The brutal gang rape in 2012 of a student in Delhi led Devineni to create Priya's Shakti, a groundbreaking comic book that aims to inspire empathy for rape survivors in readers. His moment of inspiration came during a conversation with a Delhi police officer, who seemed to blame the victim for her fate. Disturbed by the cop's view -- essentially, that good girls don't walk alone at night -- Devineni set about trying to write a new cultural narrative.
His book tells the story of Priya, a girl who is sexually assaulted, shunned and eventually finds justice with the help of Hindu gods. Comic books have long been the primary medium by which Hindu kids learn religious stories. To reach the next generation, Devineni turned to technology. Using an augmented reality app called Blippar, he embedded the book's images with barcode-like tags that trigger animation, videos, real-life stories, and other interactive elements when read through an iPhone. The digital creation has become a global sensation since its debut at Mumbai's Comic Con last December, garnering worldwide press and even Instagram love from Mindy Kaling and Hannah Simone -- actresses from across the globe who both share Indian roots.
The visual that's spread on Instagram is similar to the ones Devineni is propagating on the streets of India. For Hindus, the imagery recalls the popular iconography of the goddess Durga -- or Shakti, as she is also known. As the story goes, Durga was created by the most powerful gods in the universe to defeat Mahishasura, a demon who managed to secure a boon that rendered him killable only by a woman. Mahishasura, a half-buffalo, half-human hybrid, assumed this made him as good as immortal. Durga, who rides a tiger and carries a colorful range of weapons, including a scimitar and a lasso, killed him anyway.

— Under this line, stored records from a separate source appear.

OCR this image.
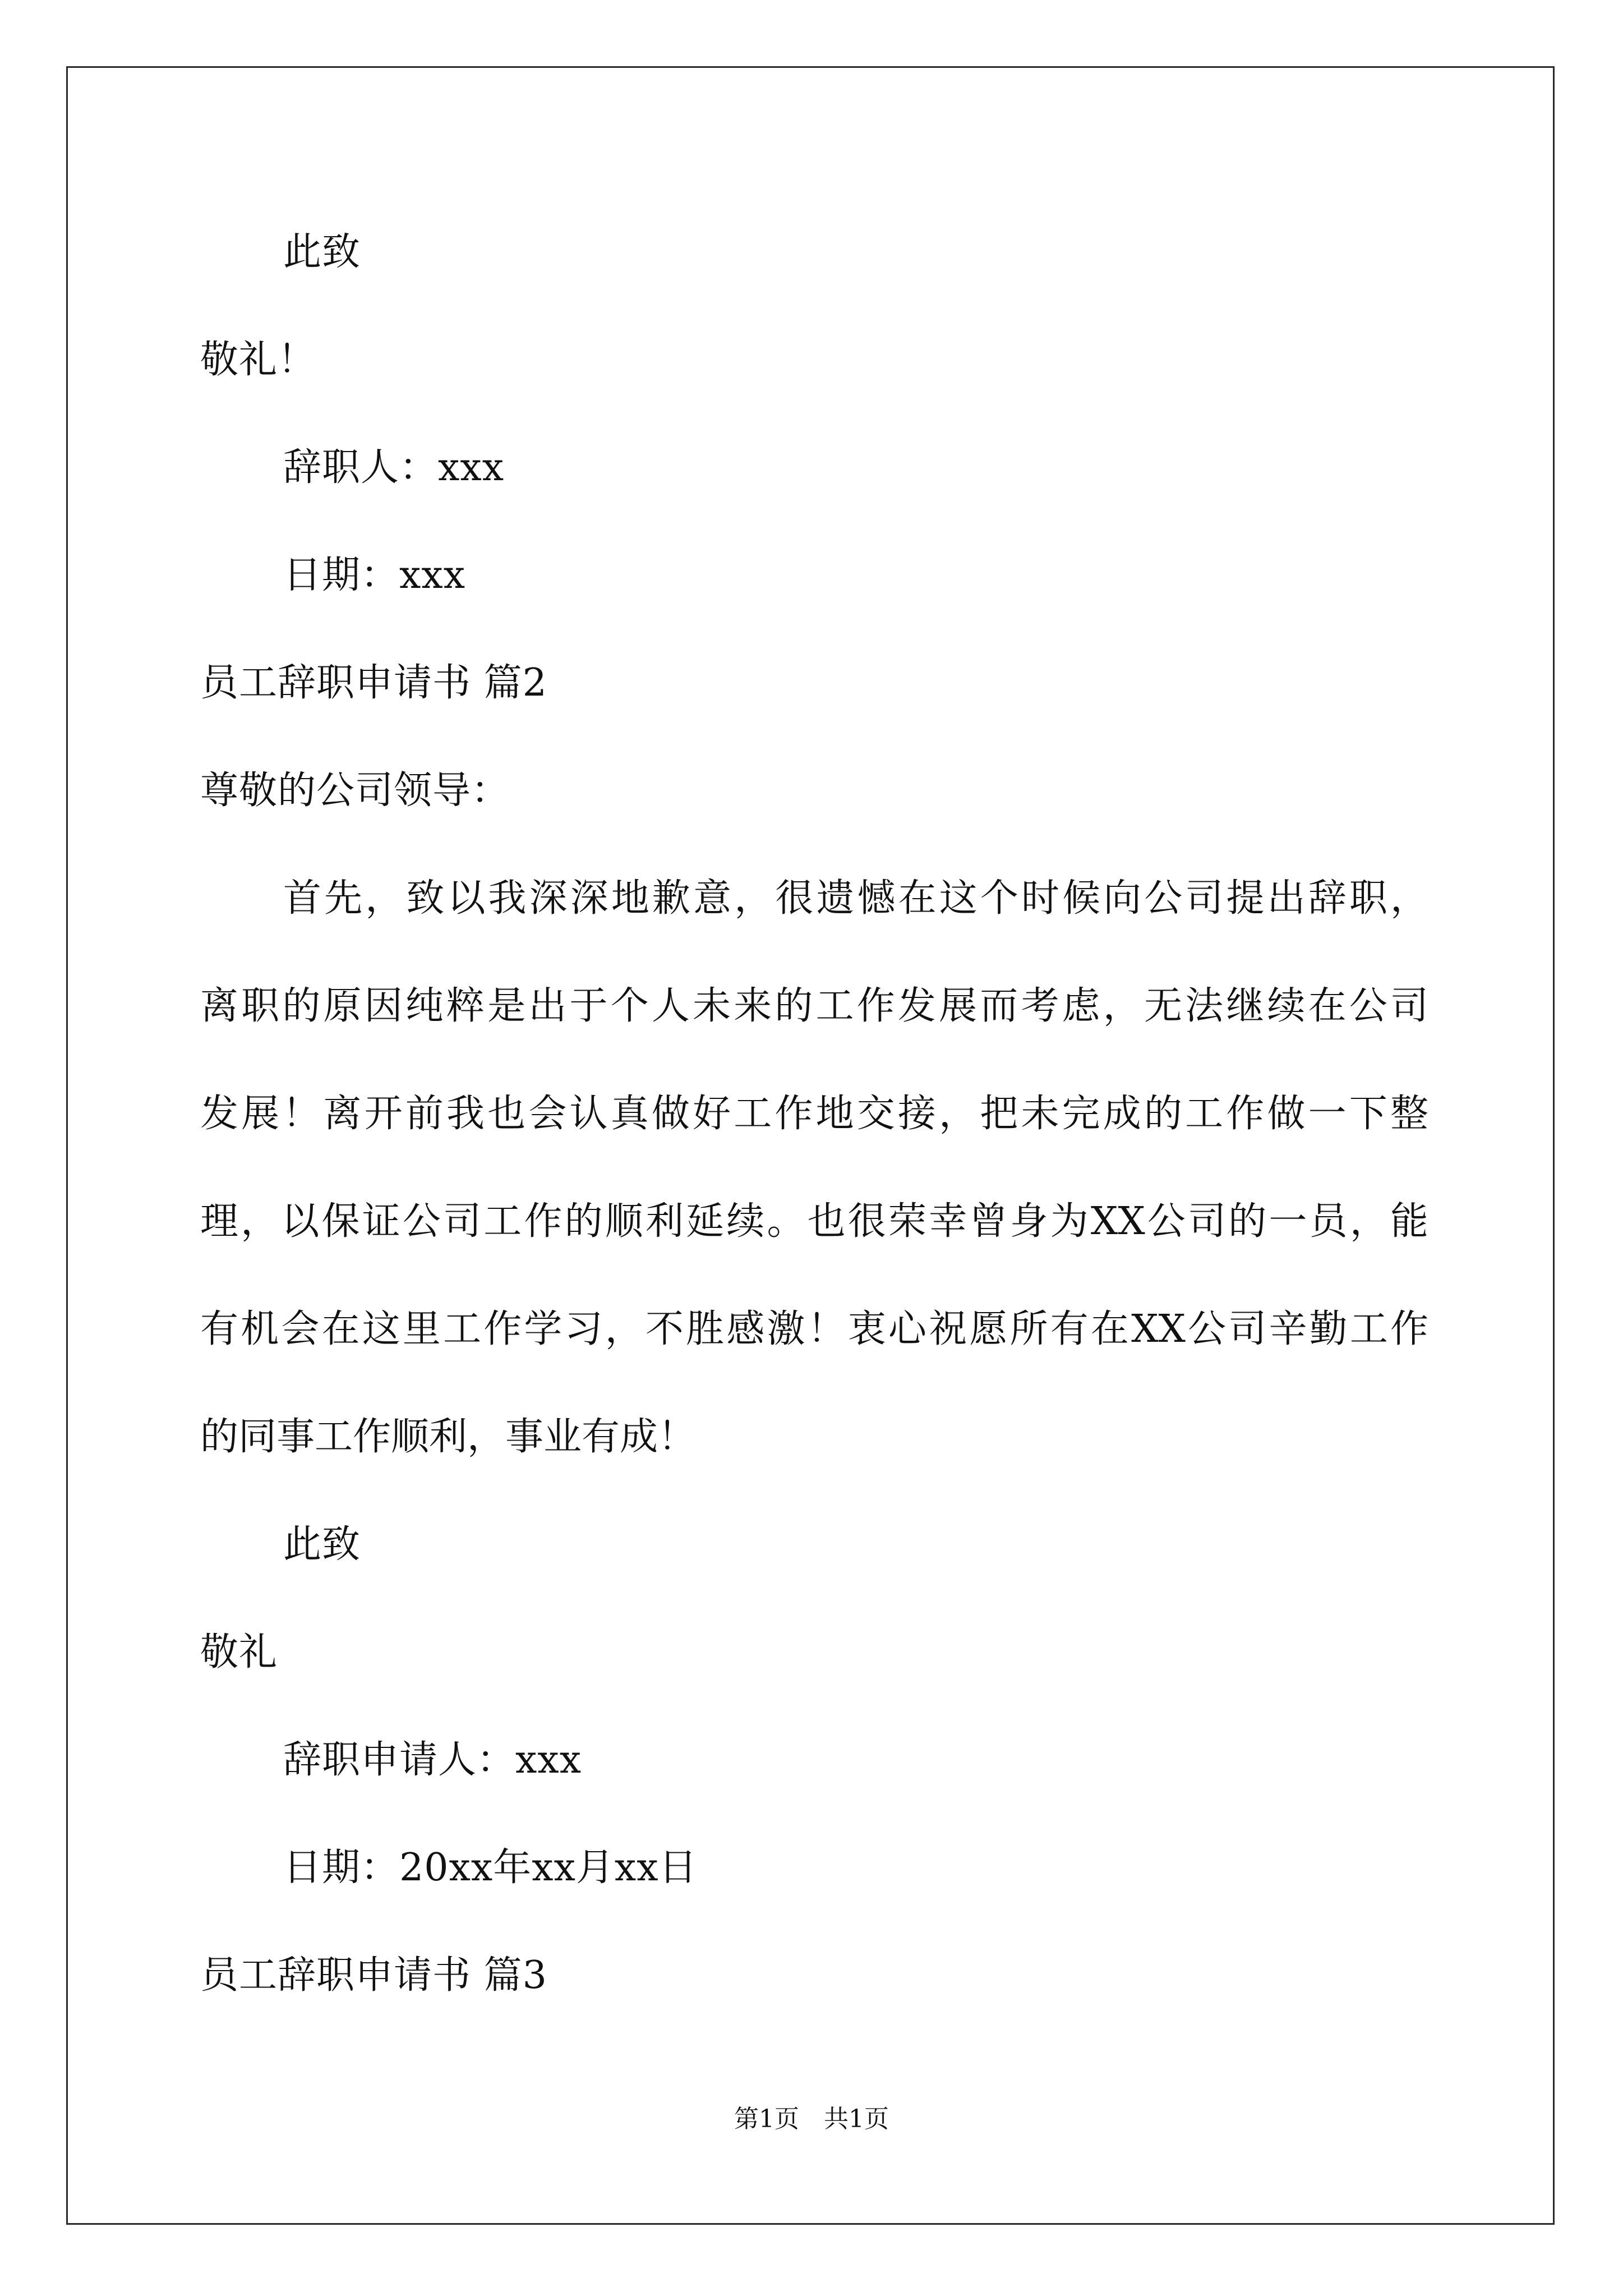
此致
敬礼！
辞职人：xxx
日期：xxx
员工辞职申请书 篇2
尊敬的公司领导：
首先，致以我深深地歉意，很遗憾在这个时候向公司提出辞职，
离职的原因纯粹是出于个人未来的工作发展而考虑，无法继续在公司
发展！离开前我也会认真做好工作地交接，把未完成的工作做一下整
理，以保证公司工作的顺利延续。也很荣幸曾身为XX公司的一员，能
有机会在这里工作学习，不胜感激！衷心祝愿所有在XX公司辛勤工作
的同事工作顺利，事业有成！
此致
敬礼
辞职申请人：xxx
日期：20xx年xx月xx日
员工辞职申请书 篇3
第1页　共1页
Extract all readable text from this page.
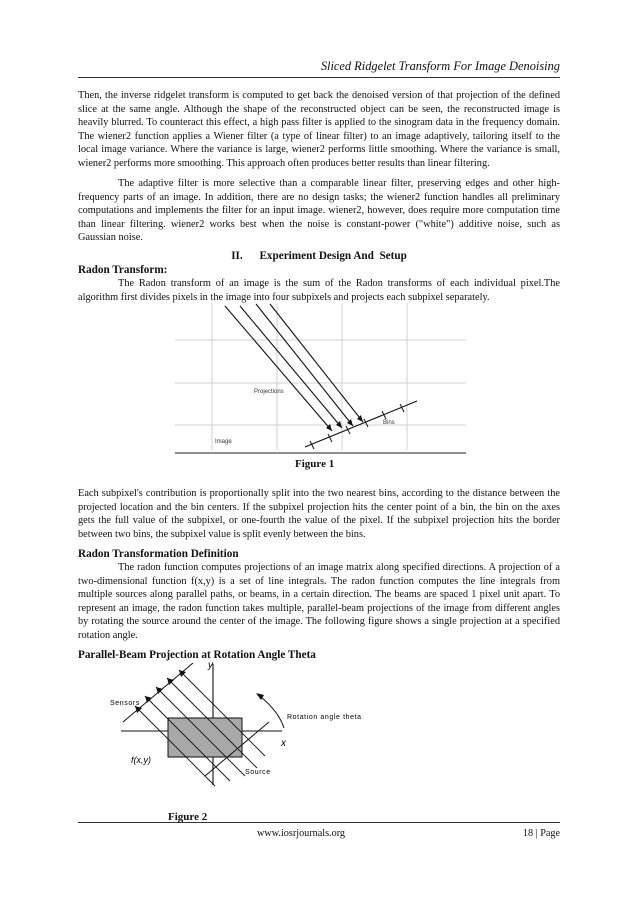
Sliced Ridgelet Transform For Image Denoising
Then, the inverse ridgelet transform is computed to get back the denoised version of that projection of the defined slice at the same angle. Although the shape of the reconstructed object can be seen, the reconstructed image is heavily blurred. To counteract this effect, a high pass filter is applied to the sinogram data in the frequency domain. The wiener2 function applies a Wiener filter (a type of linear filter) to an image adaptively, tailoring itself to the local image variance. Where the variance is large, wiener2 performs little smoothing. Where the variance is small, wiener2 performs more smoothing. This approach often produces better results than linear filtering.
The adaptive filter is more selective than a comparable linear filter, preserving edges and other high-frequency parts of an image. In addition, there are no design tasks; the wiener2 function handles all preliminary computations and implements the filter for an input image. wiener2, however, does require more computation time than linear filtering. wiener2 works best when the noise is constant-power ("white") additive noise, such as Gaussian noise.
II.      Experiment Design And  Setup
Radon Transform:
The Radon transform of an image is the sum of the Radon transforms of each individual pixel.The algorithm first divides pixels in the image into four subpixels and projects each subpixel separately.
Projections
Bins
Image
Figure 1
Each subpixel's contribution is proportionally split into the two nearest bins, according to the distance between the projected location and the bin centers. If the subpixel projection hits the center point of a bin, the bin on the axes gets the full value of the subpixel, or one-fourth the value of the pixel. If the subpixel projection hits the border between two bins, the subpixel value is split evenly between the bins.
Radon Transformation Definition
The radon function computes projections of an image matrix along specified directions. A projection of a two-dimensional function f(x,y) is a set of line integrals. The radon function computes the line integrals from multiple sources along parallel paths, or beams, in a certain direction. The beams are spaced 1 pixel unit apart. To represent an image, the radon function takes multiple, parallel-beam projections of the image from different angles by rotating the source around the center of the image. The following figure shows a single projection at a specified rotation angle.
Parallel-Beam Projection at Rotation Angle Theta
y
x
Sensors
Rotation angle theta
Source
f(x,y)
Figure 2
www.iosrjournals.org	18 | Page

Devineni hopes to spread the parallel between Durga and Priya on the streets of India. Working with a non-profit community organization, he enlisted the skills of Bollywood sign painters who live and work in Dharavi, the sprawling, self-sufficient slum inside Mumbai. On walls inside the slum, they produced the comic's key image: Priya seated atop her own tiger, with a beatific smile not unlike Durga's. Because of their proximity to the works, the painters -- all of whom are men -- act as local "representatives" of the cause, Devineni says, fielding questions from local passersby and seeing that the paintings stay untouched.
The filmmaker recently chatted with The Huffington Post about the power of the artwork to change minds offline.
How did you find the muralists?
We worked with a local organization that has an arts center in Dharavi and a long tradition of doing cultural programs and art programs. [Some] local artists in Dharavi were former Bollywood movie poster painters. They also do political campaign art whenever somebody commissions them to paint on the walls. We gave them the image of the comic book and we allowed them to interpret it. I came in and added augmented reality on top of that [by taking] a photo of the wall and then used the Blippart app.
Where are the murals?
We painted four: three in Mumbai and one in Delhi.
As opposed to muralists in the West, Indian sign painters belong to what amounts to a guild. They're born into the work, and tend to be male.
Yes, it’s basically labor. It’s working class work. Our goal is to make more murals and eventually work with street artists, not just mural painters, who of course will be male and female.
Are the men who paint Priya aware of her significance?
We tell them. They have to support [the idea]. Everyone in the community knows what they painted. They each have this distinct style. And people ask them about it. They become a representative for the mural, sharing what the meaning is.
How long will the murals stay up?
As long as possible. In India, local community boards decide how walls are used. They manage the villages, and we got permission from them to paint. The artist typically lives right next to his mural, so he makes sure it’s properly taken care of.
How will you know if the images succeed?
We want to make this an iconic image, a reinterpretation of Durga, the ultimate feminist goddess. There’s always a debate or discussion that happens around the murals. People know it's an image representing Durga but of course they know it’s not Durga. So they end up talking about issues of female power and strength. Already, that's some success.